À la fin, l’artiste humain, musicien, peintre ou sculpteur, cherche encore à produire l’œuvre idéale sans qu’aucune n’arrive à épuiser son génie, à correspondre parfaitement à sa représentation intérieure de l’œuvre parfaite. Il suit de là que c’est en des sens différents, ¨non per eamdem rationem¨ que les termes de beauté, de bien et d’harmonie seront attribués  à ces effets d’inégales valeurs et de genres différents d’une part et à l’artiste d’autre part dont la nature est encore plus différente, ainsi qu’on le lit dans la Somme théologique (1a, qu. 4, art. 3, c.) : ¨Si au contraire l’agent n’est pas de même espèce, il y aura encore assimilation, mais non dans une idée spécifique commune. C’est le cas de ce qui est engendré par la vertu solaire; car ces produits-là s’apparentent sans doute en quelque manière à leur source, mais ils ne partagent pas la nature spécifique de l’astre ¨18.  C’est pourquoi ces mêmes termes (la beauté, la vérité, etc.) seront attribués inégalement aux œuvres et à l’art, c’est-à-dire non plus en un sens univoque, mais par analogie, à savoir en priorité et en plénitude à l’art, secondairement, partiellement, d’une manière déficiente, c’est-à-dire par participation aux œuvres qui en découlent, mais par une participation analogue et non plus univoque.

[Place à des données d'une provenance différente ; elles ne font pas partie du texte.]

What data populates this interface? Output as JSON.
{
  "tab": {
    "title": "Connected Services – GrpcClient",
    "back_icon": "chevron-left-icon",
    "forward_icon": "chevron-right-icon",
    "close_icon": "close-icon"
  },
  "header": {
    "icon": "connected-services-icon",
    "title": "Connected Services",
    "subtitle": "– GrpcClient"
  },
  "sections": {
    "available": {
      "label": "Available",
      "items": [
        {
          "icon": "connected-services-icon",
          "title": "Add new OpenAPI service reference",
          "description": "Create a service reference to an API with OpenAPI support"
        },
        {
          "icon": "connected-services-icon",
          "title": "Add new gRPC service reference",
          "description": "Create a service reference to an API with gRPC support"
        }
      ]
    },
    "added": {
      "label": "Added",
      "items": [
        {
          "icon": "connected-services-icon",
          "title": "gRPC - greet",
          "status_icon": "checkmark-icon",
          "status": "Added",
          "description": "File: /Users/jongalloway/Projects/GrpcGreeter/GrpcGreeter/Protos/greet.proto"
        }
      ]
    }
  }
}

Peut-on préciser encore pourquoi les formes qu’on retrouve dans les œuvres préexistent dans l’Artiste divin ¨secundum altiorem modum¨, c’est-à-dire selon un mode supérieur? Parce qu’en Dieu, l’être, le bien, la beauté etc. signifient son essence même tandis que chez l’homme et le reste de la création ils signifient un accident, plus précisément une qualité susceptible de plus et de moins. C’est pourquoi, dire de Dieu qu’il est bon signifie en réalité qu’Il est la Bonté dans sa plénitude, dans sa totalité, dans sa perfection; dire la même chose de l’homme signifie qu’il possède une bonté partielle, limitée par sa nature, et que cette bonté limitée, il la tient de la Bonté. Autrement dit, on peut dire des œuvres qu’elles ont une bonté, une beauté, etc., et que cette bonté partielle qu’elles ont procède de celui qui est la Bonté prise dans sa perfection.

Si nous revenons à l’exemple présenté plus haut, la montagne a de la clarté, mais une clarté qui n’entre pas dans son essence et qu’elle tient du Soleil qui est en quelque sorte la clarté, du moins en ce sens que cet accident existe dans le Soleil non pas à titre d’accident contingent, mais davantage à titre d’accident essentiel. Participer signifie, suivant son étymologie, prendre une partie d’un tout : cette signification ne doit pas s’entendre en un sens exclusivement quantitatif, mais aussi en un sens qualitatif; c’est ainsi qu’on peut dire en ce sens qu’un homme est partiellement vertueux, partiellement savant, etc. Le même terme (bon) attribué à l’un et à l’autre, renvoie donc à des ¨intentions¨ radicalement différentes mais qui gardent un rapport entre elles.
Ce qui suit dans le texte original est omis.